Cyrtodactylus deccanensis, also commonly known as Deccan ground gecko, Günther's Indian gecko, or the banded ground gecko, is a species of gecko found in the northern Western Ghats of India. It has been found from northern Maharashtra, with a habitat range possibly extending to southern Gujarat. Cyrtodactylus albofasciatus was previously considered conspecific with Cyrtodactylus deccanensis but is now accepted as a valid species.

==Description==
Their head is rather large, oviform, snout longer than the diameter of the orbit or the distance between the eye and the ear-opening; forehead and loreal region concave; ear-opening suboval, vertical, about one third the diameter of the eye. Body moderately elongate, depressed. Its limbs are rather long; digits moderately elongate, cylindrical in the basal, compressed in the distal portion; the plates under the basal phalanx are very small, little larger than the surrounding tubercles. The head is covered with convex granules, largest on the snout and temples; rostral quadrangular, not quite twice as broad as deep, with median cleft above; nostril pierced between the rostral, the first labial, and three nasals; 9 to 11 upper and as many lower labials; mental triangular or pentagonal; a pair of large chin-shields, forming a long suture behind the point of the mental, in contact externally and posteriorly with two smaller pairs. Body covered above with large juxtaposed subequal tubercles arranged in more or less regular transverse series; these tubercles flat or very slightly keeled, generally with a small raised point in the centre. Abdominal scales round, smooth, sub-imbricate, much smaller than dorsals. Males with enlarged preanal and femoral scales, but without pores. Tail cylindrical, tapering, covered with uniform smooth scales arranged in rings. Reddish brown above, with narrow white, black-edged cross bars; the first semicircular, extending from one eye to the other across the nape; a second on the scapular region, two on the body, and a fifth on the sacrum; similar bands forming annuli round the tail; lower surfaces whitish. From snout to vent 2.5 inches; tail 2.25.

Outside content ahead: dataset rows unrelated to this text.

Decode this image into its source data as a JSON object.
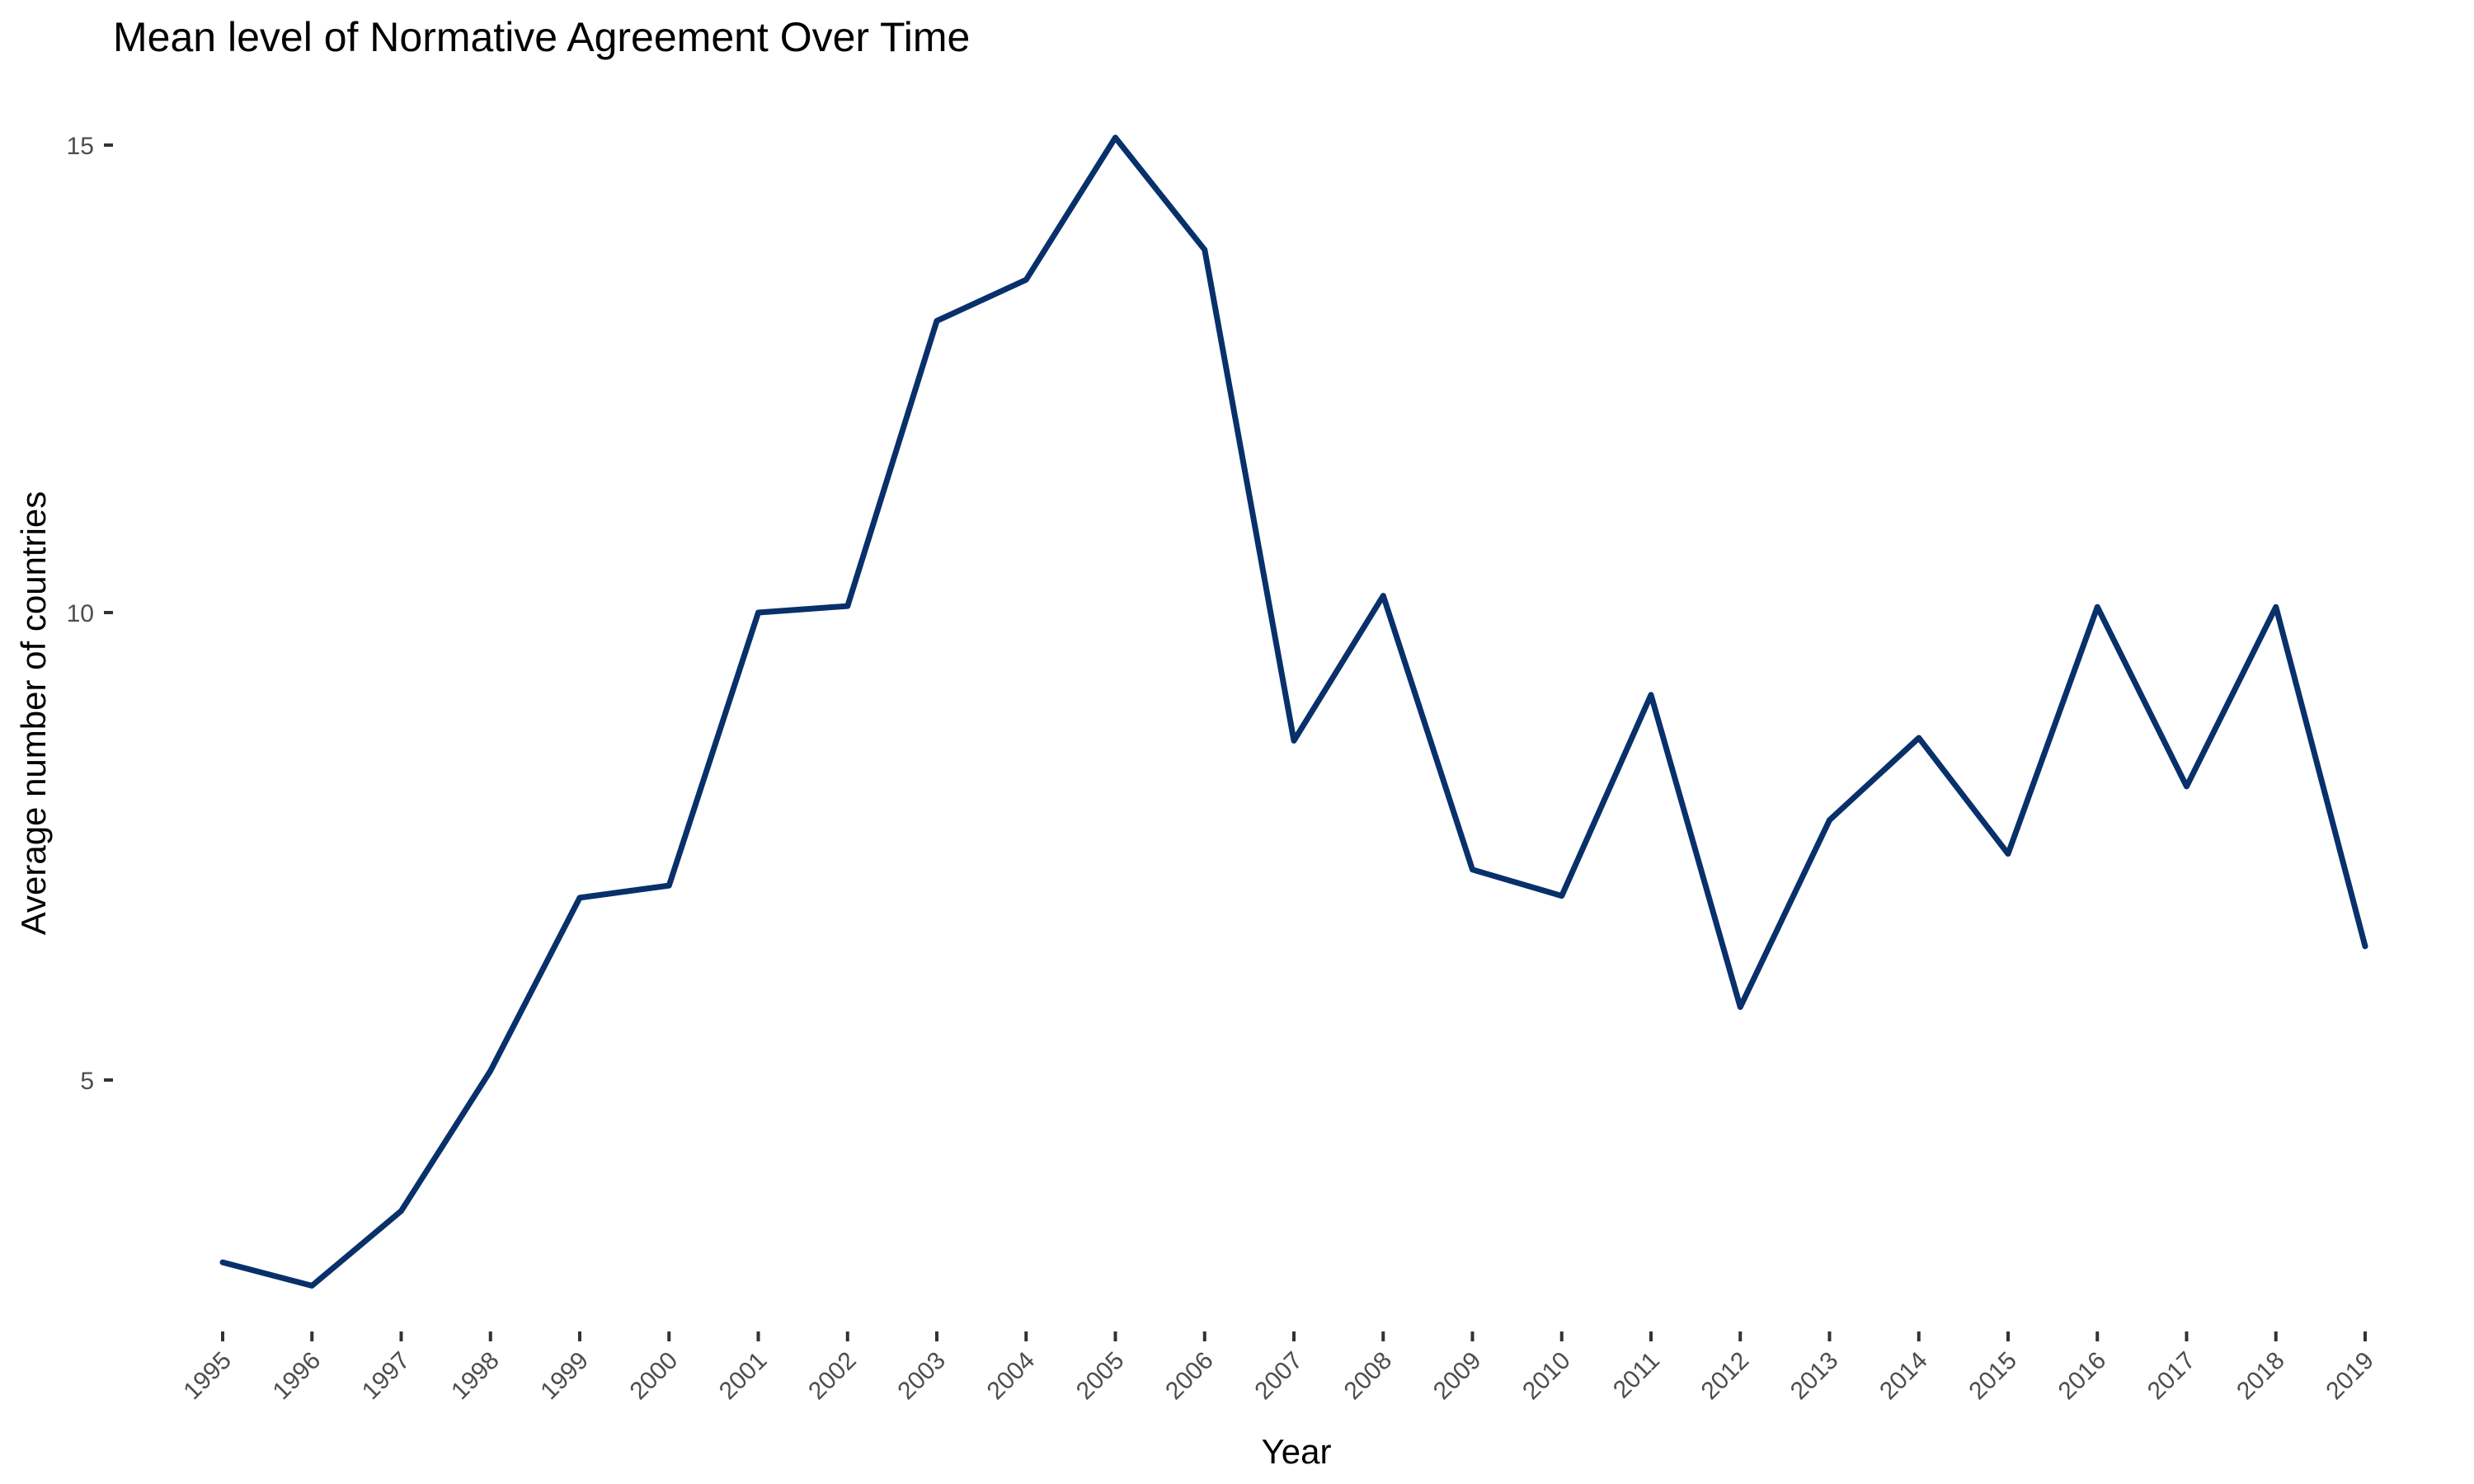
{
  "chart_data": {
    "type": "line",
    "title": "Mean level of Normative Agreement Over Time",
    "xlabel": "Year",
    "ylabel": "Average number of countries",
    "x": [
      "1995",
      "1996",
      "1997",
      "1998",
      "1999",
      "2000",
      "2001",
      "2002",
      "2003",
      "2004",
      "2005",
      "2006",
      "2007",
      "2008",
      "2009",
      "2010",
      "2011",
      "2012",
      "2013",
      "2014",
      "2015",
      "2016",
      "2017",
      "2018",
      "2019"
    ],
    "series": [
      {
        "values": [
          3.05,
          2.8,
          3.6,
          5.1,
          6.95,
          7.08,
          10.0,
          10.07,
          13.12,
          13.56,
          15.08,
          13.88,
          8.63,
          10.18,
          7.25,
          6.97,
          9.12,
          5.78,
          7.78,
          8.66,
          7.42,
          10.06,
          8.14,
          10.06,
          6.43
        ]
      }
    ],
    "ylim": [
      2.5,
      15.5
    ],
    "yticks": [
      5,
      10,
      15
    ],
    "grid": false,
    "legend": "none",
    "colors": {
      "line": "#08306b"
    }
  }
}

The type locality is "Deccan", Bombay Presidency.

Günther (1864) described Gymnodactylus (Geckoella) deccanensis on the basis of a single specimen collected "in the Deccan". Being a nocturnal species that lives in forests they are rarely encountered. The deccan ground gecko lives on forest floors and is insectivorous. Common in the Northern Western Ghats, this species has been reported in Sanjay Gandhi National Park, Matheran, Khandala, Phansad Wildlife Sanctuary, Tungareshwar Wildlife Sanctuary, Koyna Wildlife Sanctuary, and also from Tamhini Ghat. It has been recently reported from Saputara Hills, in the Dang District of Gujarat. Some taxonomic authorities still place this species in the genus Geckoella.